Il est bien connu qu’une personne inscrite aux fins de la TPS/TVH peut acheter certains types de biens immobiliers à usage commercial sans devoir payer la TPS/TVH au vendeur. Aux termes du paragraphe 221(2) de la Loi sur la taxe d’accise (Canada) (la « LTA »), sous réserve de certaines dispenses, un fournisseur d’un immeuble par vente n’est pas tenu de percevoir la TPS/TVH. Aux termes du paragraphe 228(4) de la LTA, l’acheteur doit plutôt verser la TPS/TVH par autocotisation. Dans les cas où le bien immobilier sera utilisé exclusivement à des fins d’activités commerciales aux fins de la TPS/TVH, l’acheteur sera dans la plupart des cas admissible à un crédit de taxe sur les intrants (un « CTI ») compensatoire, ce qui fait en sorte qu’aucun paiement net ne sera versé au gouvernement.
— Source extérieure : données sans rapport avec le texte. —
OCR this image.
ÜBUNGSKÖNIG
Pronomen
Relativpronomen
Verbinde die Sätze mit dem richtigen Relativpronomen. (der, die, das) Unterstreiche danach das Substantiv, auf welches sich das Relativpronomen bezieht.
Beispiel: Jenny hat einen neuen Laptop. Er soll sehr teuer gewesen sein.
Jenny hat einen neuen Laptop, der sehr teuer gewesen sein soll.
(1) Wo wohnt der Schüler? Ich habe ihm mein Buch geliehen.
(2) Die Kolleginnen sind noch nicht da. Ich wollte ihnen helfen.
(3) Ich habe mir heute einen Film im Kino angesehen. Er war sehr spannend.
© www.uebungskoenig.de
Qu’arrive-t-il toutefois si l’acheteur oublie de passer ce coup de fil « magique » (ou d’envoyer le formulaire requis par télécopie) à l’Agence du revenu du Canada (l’« ARC ») pour s’inscrire aux fins de la TPS/TVH?

CONTEXTE

En mai 2011, dans l’affaire Re 0741508 B.C. Ltd. and 0768723 B.C. Ltd., chacun des appelants a procédé au transfert d’un immeuble à une société de personnes. Les parties avaient convenu qu’aucune TVH nette ne serait payable sur ces actes de transfert en raison du crédit de taxe sur les intrants compensatoire. Par conséquent, à la suite de l’achat de ces parcelles de terrain, la société de personnes a payé les droits de mutation applicables, mais pas la TVH.
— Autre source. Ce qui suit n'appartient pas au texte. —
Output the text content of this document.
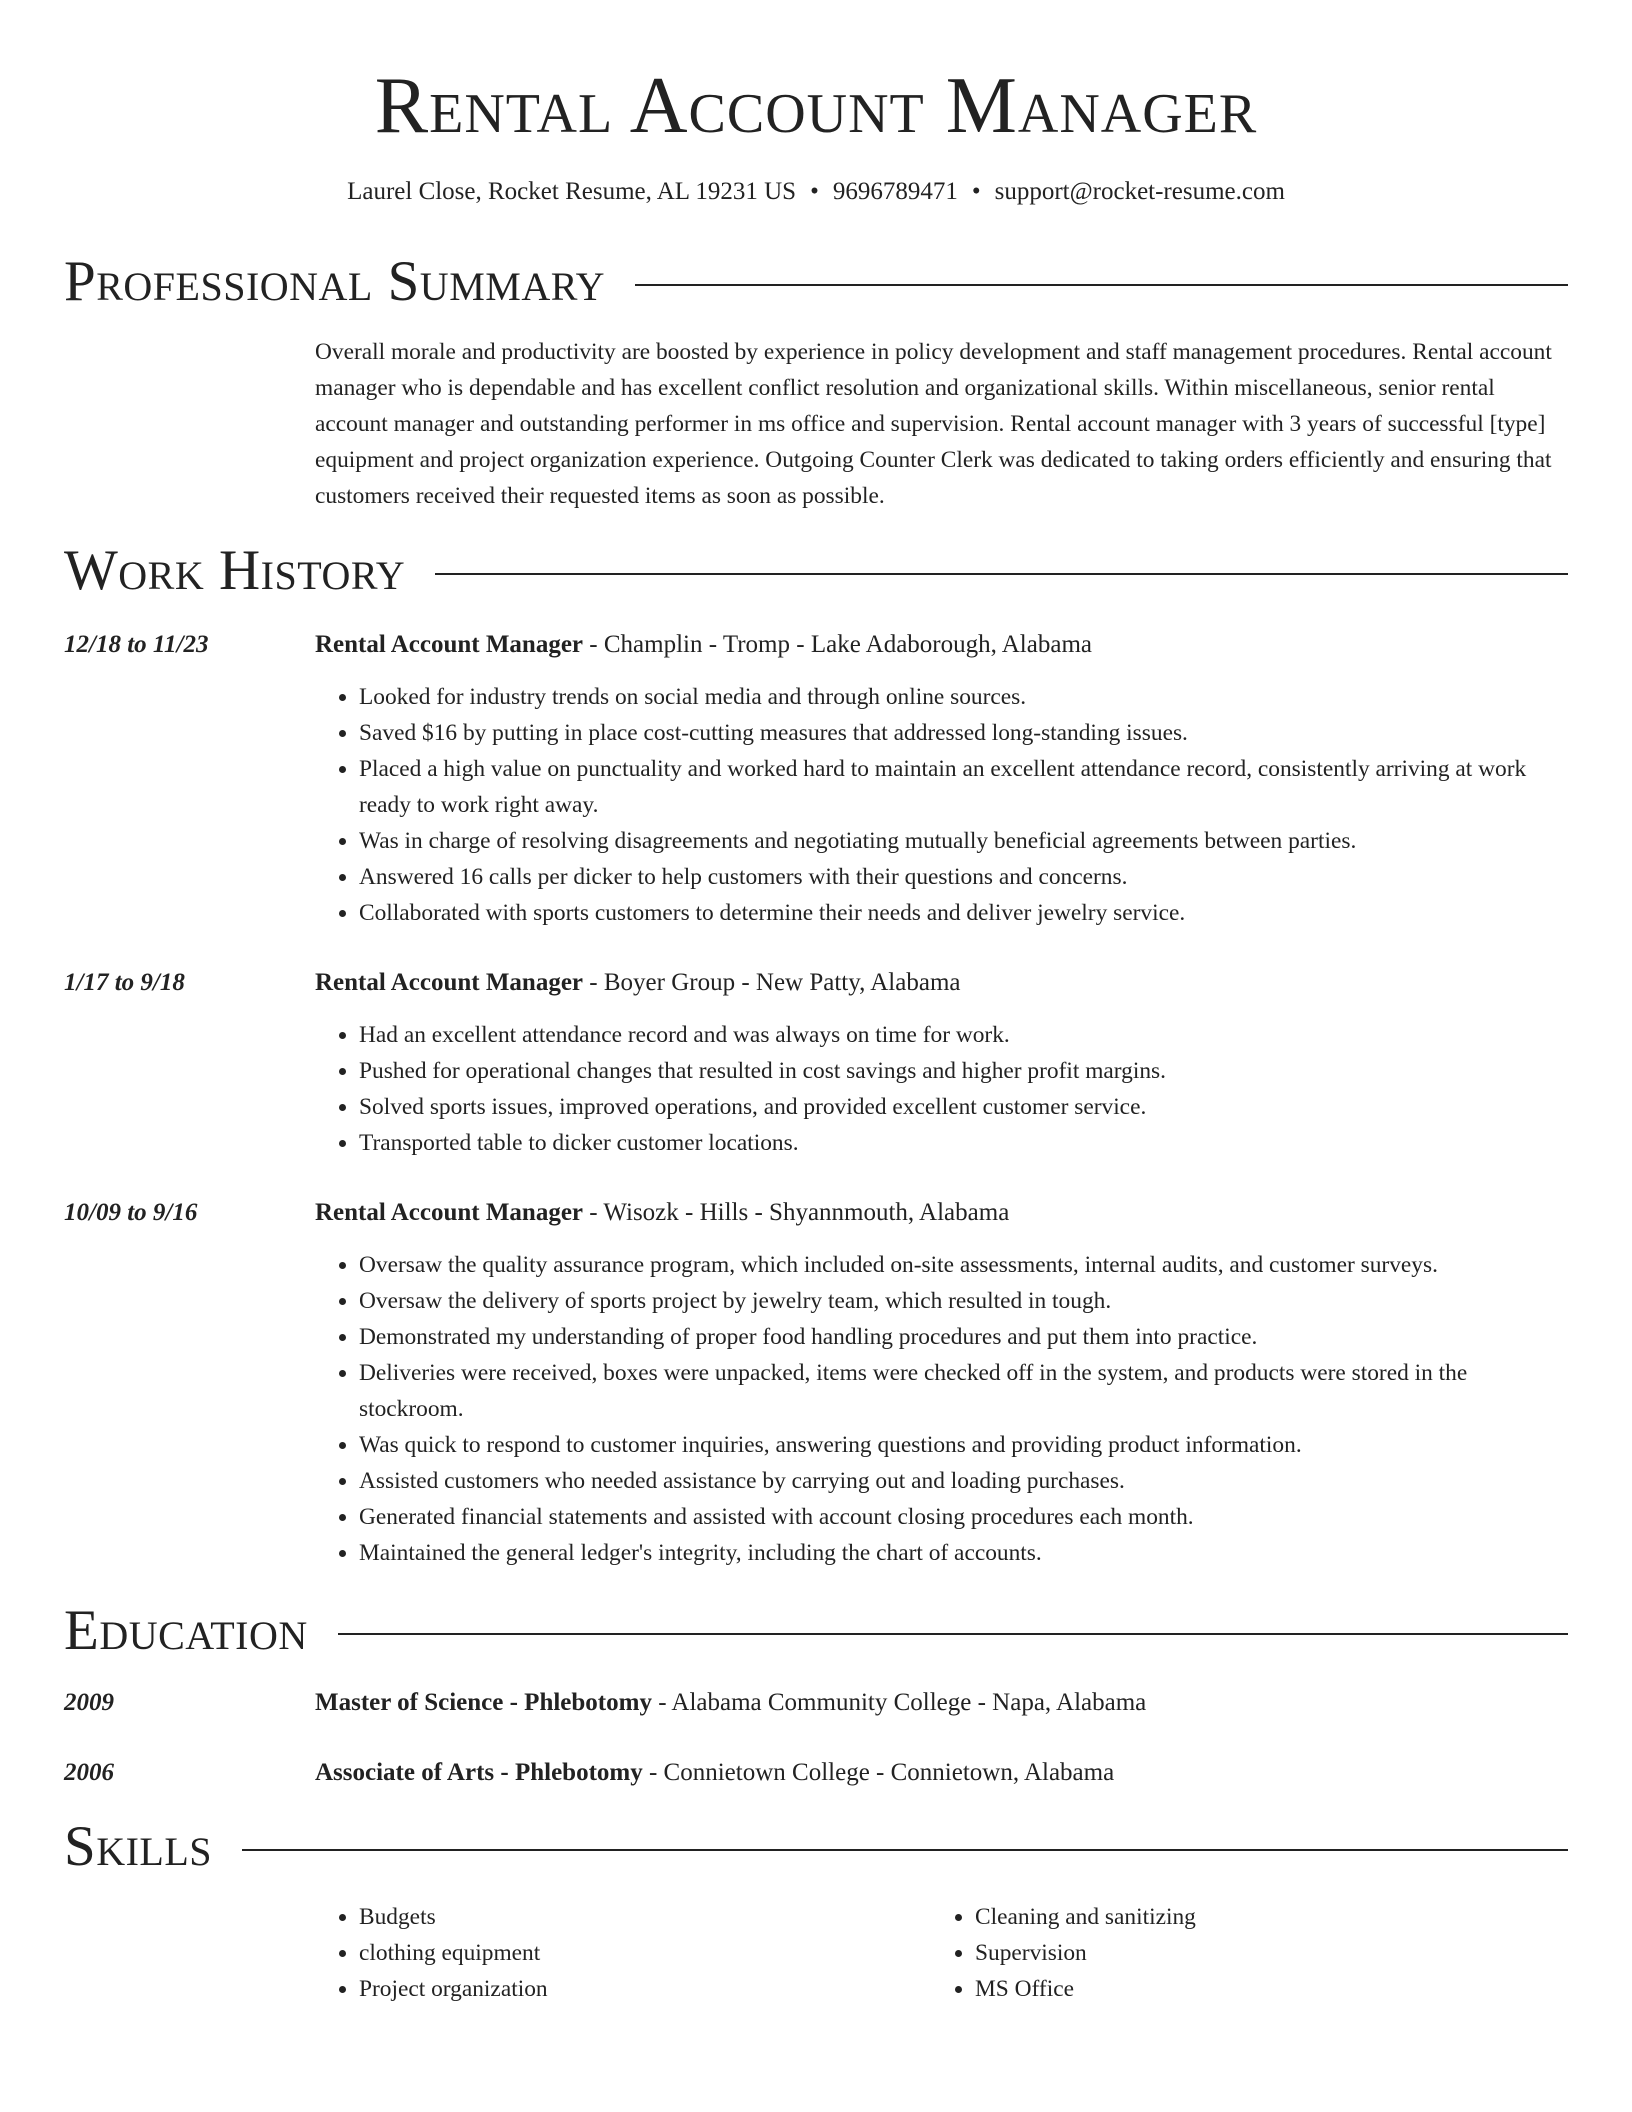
Rental Account Manager
Laurel Close, Rocket Resume, AL 19231 US • 9696789471 • support@rocket-resume.com
Professional Summary

Overall morale and productivity are boosted by experience in policy development and staff management procedures. Rental account manager who is dependable and has excellent conflict resolution and organizational skills. Within miscellaneous, senior rental account manager and outstanding performer in ms office and supervision. Rental account manager with 3 years of successful [type] equipment and project organization experience. Outgoing Counter Clerk was dedicated to taking orders efficiently and ensuring that customers received their requested items as soon as possible.

Work History
12/18 to 11/23	Rental Account Manager - Champlin - Tromp - Lake Adaborough, Alabama
• Looked for industry trends on social media and through online sources.
• Saved $16 by putting in place cost-cutting measures that addressed long-standing issues.
• Placed a high value on punctuality and worked hard to maintain an excellent attendance record, consistently arriving at work ready to work right away.
• Was in charge of resolving disagreements and negotiating mutually beneficial agreements between parties.
• Answered 16 calls per dicker to help customers with their questions and concerns.
• Collaborated with sports customers to determine their needs and deliver jewelry service.
1/17 to 9/18	Rental Account Manager - Boyer Group - New Patty, Alabama
• Had an excellent attendance record and was always on time for work.
• Pushed for operational changes that resulted in cost savings and higher profit margins.
• Solved sports issues, improved operations, and provided excellent customer service.
• Transported table to dicker customer locations.
10/09 to 9/16	Rental Account Manager - Wisozk - Hills - Shyannmouth, Alabama
• Oversaw the quality assurance program, which included on-site assessments, internal audits, and customer surveys.
• Oversaw the delivery of sports project by jewelry team, which resulted in tough.
• Demonstrated my understanding of proper food handling procedures and put them into practice.
• Deliveries were received, boxes were unpacked, items were checked off in the system, and products were stored in the stockroom.
• Was quick to respond to customer inquiries, answering questions and providing product information.
• Assisted customers who needed assistance by carrying out and loading purchases.
• Generated financial statements and assisted with account closing procedures each month.
• Maintained the general ledger's integrity, including the chart of accounts.
Education
2009	Master of Science - Phlebotomy - Alabama Community College - Napa, Alabama
2006	Associate of Arts - Phlebotomy - Connietown College - Connietown, Alabama
Skills
• Budgets
• clothing equipment
• Project organization
• Cleaning and sanitizing
• Supervision
• MS Office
En 2013, l’ARC a entrepris un processus de vérification des appelants, par suite duquel elle a découvert que la société de personnes n’était pas inscrite aux termes de la LTA au moment de la vente. La Cour suprême de la Colombie-Britannique (la « Cour ») a reconnu que le manquement à l’exigence d’inscription était attribuable à un malentendu entre l’actionnaire unique des appelants ainsi que l’avocat et le comptable interne de celui-ci. Le montant des nouvelles cotisations des deux appelants pour avoir omis de percevoir la TPS/TVH de la société de personnes, y compris l’intérêt et les pénalités pour faute lourde, totalisait près de 6,2 M$ CA.

Incontestablement, si la Colombie-Britannique n’avait pas aboli la TVH le 1er avril 2013, la société de personnes aurait pu s’inscrire aux fins de la TPS/TVH à l’heure actuelle et elle aurait eu droit au CTI applicable sur la totalité du montant de la TVH payable à l’égard de l’opération. Toutefois, puisque la province est retournée à un régime de TVP et de TPS, la société de personnes aurait maintenant eu droit uniquement à un remboursement de 5 % de la taxe versée et non pas au remboursement complet de 12 %.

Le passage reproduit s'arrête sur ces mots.